Lehrstuhl für Produktionsmanagement

Daniel Hellwig, Engagement Manager at Kepler Cannon, at the upcoming IEA Berlin Conference on "The Case for Blockchain-enabled Trade Finance Instruments"

Register here.

Abstract: Global trade is growing significantly, outpacing growth in nominal world GDP.  In 2018 alone, the WTO forecasts trade growth between 2.1% and 4%. The Asian Development Bank (ADB) notes particularly strong growth in emerging markets, with an emphasis on APAC regions. Despite this, inefficiencies abound: ADP estimates the unmet demand for trade finance at ~$1.5 trillion in 2016, with Asia and Africa accounting for 40% and 25%, respectively. Furthermore, 36% of rejected trade finance transactions had been considered viable. Micro, small, and medium-sized enterprises (MSMEs) face the biggest difficulties in accessing trade finance, representing 74% of total rejections last year.  Therein, however, lies the promise: the cost and complexity of anti-financial crimes due diligence causes most rejections. To capture this immense value going forward, firms must be willing to fundamentally shift from laborious and predominantly paper-based processes that dominate and define the current global trade finance ecosystem.

Enter Blockchain.

Blockchain describes decentralized software platforms that enable a distributed ledger system (DLT). It allows authorized participants to track and record transactions and assets in the absence of a single central trust authority, e.g., a bank. Blockchain networks have the capacity to create proof of ownership across the end-to-end trade finance process by using digital signatures that rely on both public and private encryption keys only known to authorized members, thus curtailing fraud and collusion. In addition, these networks also enable peer-to-peer exchange of data, assets, and currencies through rules-based smart contracts - a set of promises, agreed on between parties and encoded in software, which are performed automatically when criteria are met. As a result, payment flows are more efficient, transparent and cost-effective, while also providing temper-proof record keeping.

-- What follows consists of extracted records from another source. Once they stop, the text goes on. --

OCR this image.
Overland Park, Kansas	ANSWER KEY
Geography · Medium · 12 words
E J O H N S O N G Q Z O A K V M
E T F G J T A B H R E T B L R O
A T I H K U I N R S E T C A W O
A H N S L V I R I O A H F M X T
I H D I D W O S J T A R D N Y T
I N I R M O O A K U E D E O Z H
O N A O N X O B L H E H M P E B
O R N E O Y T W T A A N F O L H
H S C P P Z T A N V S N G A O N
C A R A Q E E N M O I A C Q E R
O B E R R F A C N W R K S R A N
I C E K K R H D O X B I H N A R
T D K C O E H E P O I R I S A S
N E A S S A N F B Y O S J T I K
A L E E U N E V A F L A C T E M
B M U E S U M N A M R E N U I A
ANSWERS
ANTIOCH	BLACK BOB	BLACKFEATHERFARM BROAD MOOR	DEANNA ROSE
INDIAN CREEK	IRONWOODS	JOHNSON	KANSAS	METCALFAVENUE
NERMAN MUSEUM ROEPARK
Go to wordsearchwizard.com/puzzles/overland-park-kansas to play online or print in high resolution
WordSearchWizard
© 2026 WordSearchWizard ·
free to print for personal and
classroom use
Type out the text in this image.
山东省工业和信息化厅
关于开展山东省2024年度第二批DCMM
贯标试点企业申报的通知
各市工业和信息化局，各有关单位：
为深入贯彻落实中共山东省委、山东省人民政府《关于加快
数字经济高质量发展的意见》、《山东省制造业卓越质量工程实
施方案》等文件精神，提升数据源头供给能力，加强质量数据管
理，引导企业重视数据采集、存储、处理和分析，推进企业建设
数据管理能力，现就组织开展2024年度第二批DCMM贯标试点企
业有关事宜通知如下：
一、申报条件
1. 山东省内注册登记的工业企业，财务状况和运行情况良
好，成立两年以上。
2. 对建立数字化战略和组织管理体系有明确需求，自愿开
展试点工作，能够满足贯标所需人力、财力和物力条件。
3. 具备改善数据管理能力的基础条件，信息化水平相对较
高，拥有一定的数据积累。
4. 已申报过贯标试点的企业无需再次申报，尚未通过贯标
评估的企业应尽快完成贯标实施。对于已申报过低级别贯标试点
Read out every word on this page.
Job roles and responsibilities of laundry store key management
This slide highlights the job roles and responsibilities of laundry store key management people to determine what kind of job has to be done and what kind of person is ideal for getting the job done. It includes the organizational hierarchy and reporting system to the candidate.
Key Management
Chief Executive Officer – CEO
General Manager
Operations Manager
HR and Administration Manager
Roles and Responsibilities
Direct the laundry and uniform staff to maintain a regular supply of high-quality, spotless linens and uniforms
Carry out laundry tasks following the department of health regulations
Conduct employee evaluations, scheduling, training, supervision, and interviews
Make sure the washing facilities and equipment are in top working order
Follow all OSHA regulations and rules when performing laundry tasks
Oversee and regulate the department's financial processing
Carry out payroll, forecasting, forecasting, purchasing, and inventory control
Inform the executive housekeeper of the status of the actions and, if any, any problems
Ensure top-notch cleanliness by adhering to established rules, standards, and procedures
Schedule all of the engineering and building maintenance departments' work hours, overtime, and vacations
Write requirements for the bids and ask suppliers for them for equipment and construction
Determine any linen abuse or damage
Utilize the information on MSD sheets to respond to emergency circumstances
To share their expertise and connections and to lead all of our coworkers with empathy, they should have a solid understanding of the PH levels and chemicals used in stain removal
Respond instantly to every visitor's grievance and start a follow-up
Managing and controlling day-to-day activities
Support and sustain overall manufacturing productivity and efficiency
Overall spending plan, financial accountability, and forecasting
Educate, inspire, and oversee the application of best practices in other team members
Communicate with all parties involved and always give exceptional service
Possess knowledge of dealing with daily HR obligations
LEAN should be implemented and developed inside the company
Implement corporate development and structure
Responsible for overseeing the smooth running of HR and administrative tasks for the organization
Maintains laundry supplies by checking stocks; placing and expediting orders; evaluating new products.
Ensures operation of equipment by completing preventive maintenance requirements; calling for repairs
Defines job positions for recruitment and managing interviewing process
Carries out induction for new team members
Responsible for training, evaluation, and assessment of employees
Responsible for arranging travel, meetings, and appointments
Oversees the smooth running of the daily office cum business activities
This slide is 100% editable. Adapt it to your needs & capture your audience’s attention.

This presentation aims to demonstrate that DLT has significant potential to enhance the existing trade finance business model, particularly as applicable to supply chain financing instruments. Specifically, we are analyzing how Blockchain-based solution can fundamentally change traditional instruments such as letters of credit and trade credit insurance. The implementation of such a nascent technology is not without its challenges. Key issues include the general lack of familiarity among market participants, as well as the need to integrate this technology with existing ERP systems. Critically, not all market participants are incentivized to partake in this revolution. For example, the business model of many mid-market trade credit funds relies on the very existence of information asymmetry and the lack of market transparency.

To enable the seamless and fully-integrated adoption of DLT within the broader trade finance ecosystem, the industry must be called upon to take concrete, global steps that facilitate and accelerate sustainable digitization. Such an approach will heavily rely on market leadership by key buyers to ensure the establishment of a Blockchain technology type, such as public, private, or a hybrid. In addition, particularly for the participation of smaller suppliers, support infrastructure and potentially subsidies for the operation of Blockchain nodes must be attainable.

Based on long-form expert interviews with key ecosystem stakeholders, including financial services providers along the value chain, buyers, suppliers, as well as logistics and technology providers, we explore the adoption sequence amongst ecosystem stakeholders, as well as the key business and technology hindrances that exist in today’s market environment.

Lastly, this presentation presents an overview of the industries that stand to gain handsomely from implementing DLT, namely electronics, automotive, aerospace, and transportation. We provide key recommendations on how to best leverage the current infrastructure to digitize internal practices and processes via blockchain technology, particularly with regards to the selective sharing of trade information among participants. Rather than through direct operational savings, we imagine the Blockchain impact to materialize via the enablement of a set of completely new, data-driven trade financing products currently not available in today’s marketplace. An on-going, comprehensive field study aims to assess the current pulse of the market, and to quantify the perceived feasibility among trade finance ecosystem representatives.